Livermore researchers captured four R&D 100 awards in 2019. This year's winners include: SPACK, a software-package management tool for HPC applications; IMPEDE®, a medical device that reduces blood flow to reduce health risks; SCR, a software package for HPC simulations to take advantage of hierarchical data storage systems; and the MC-15 Neutron Multiplicity Detector for quickly identifying and assessing nuclear threats.

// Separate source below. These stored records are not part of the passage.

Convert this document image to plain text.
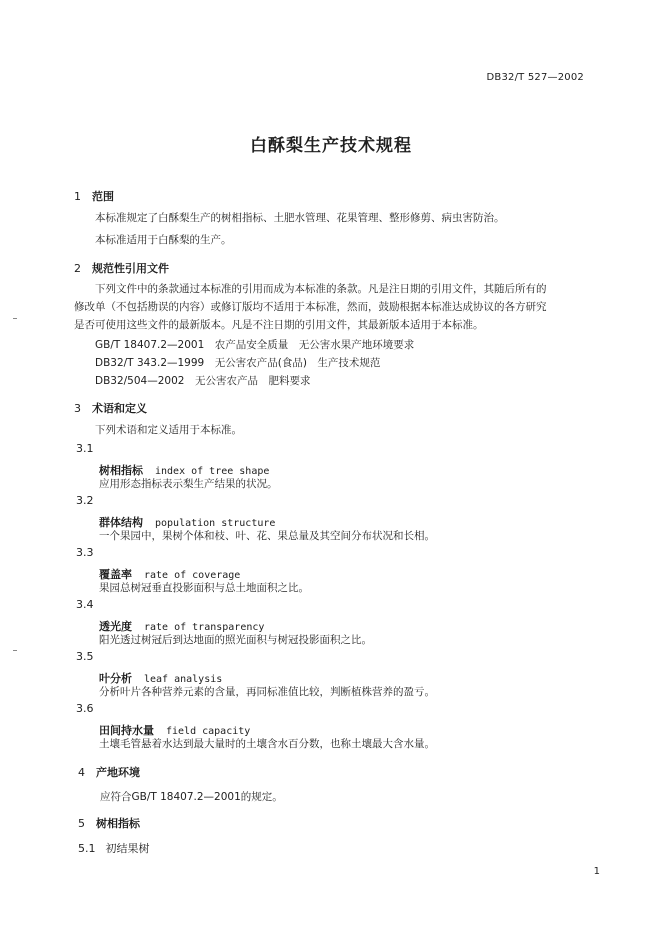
DB32/T 527—2002
白酥梨生产技术规程
1 范围
本标准规定了白酥梨生产的树相指标、土肥水管理、花果管理、整形修剪、病虫害防治。
本标准适用于白酥梨的生产。
2 规范性引用文件
下列文件中的条款通过本标准的引用而成为本标准的条款。凡是注日期的引用文件，其随后所有的
修改单（不包括勘误的内容）或修订版均不适用于本标准，然而，鼓励根据本标准达成协议的各方研究
是否可使用这些文件的最新版本。凡是不注日期的引用文件，其最新版本适用于本标准。
GB/T 18407.2—2001　农产品安全质量　无公害水果产地环境要求
DB32/T 343.2—1999　无公害农产品(食品)　生产技术规范
DB32/504—2002　无公害农产品　肥料要求
3 术语和定义
下列术语和定义适用于本标准。
3.1
树相指标 index of tree shape
应用形态指标表示梨生产结果的状况。
3.2
群体结构 population structure
一个果园中，果树个体和枝、叶、花、果总量及其空间分布状况和长相。
3.3
覆盖率 rate of coverage
果园总树冠垂直投影面积与总土地面积之比。
3.4
透光度 rate of transparency
阳光透过树冠后到达地面的照光面积与树冠投影面积之比。
3.5
叶分析 leaf analysis
分析叶片各种营养元素的含量，再同标准值比较，判断植株营养的盈亏。
3.6
田间持水量 field capacity
土壤毛管悬着水达到最大量时的土壤含水百分数，也称土壤最大含水量。
4 产地环境
应符合GB/T 18407.2—2001的规定。
5 树相指标
5.1 初结果树
1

In addition, the Applied Biosystems'™ Axiom™ Microbiome Array (ABAMA), based on LLNL technology, is the most comprehensive microorganism detection platform built to date and won an Excellence in Technology Transfer Award from the Federal Laboratory Consortium.
When the Large Synoptic Survey Telescope (LSST) starts imaging the southern sky in 2023, it will take photographs using optical assemblies designed by Livermore researchers and built by Laboratory industrial partners. A key feature of the camera's optical assemblies is its three lenses. One is 1.57 meters (5.1 feet) in diameter—the world's largest high-performance optical lens (shown). LSST will take digital images of the entire visible southern sky twice each week, revealing unprecedented details of the universe and helping unravel some of its greatest mysteries.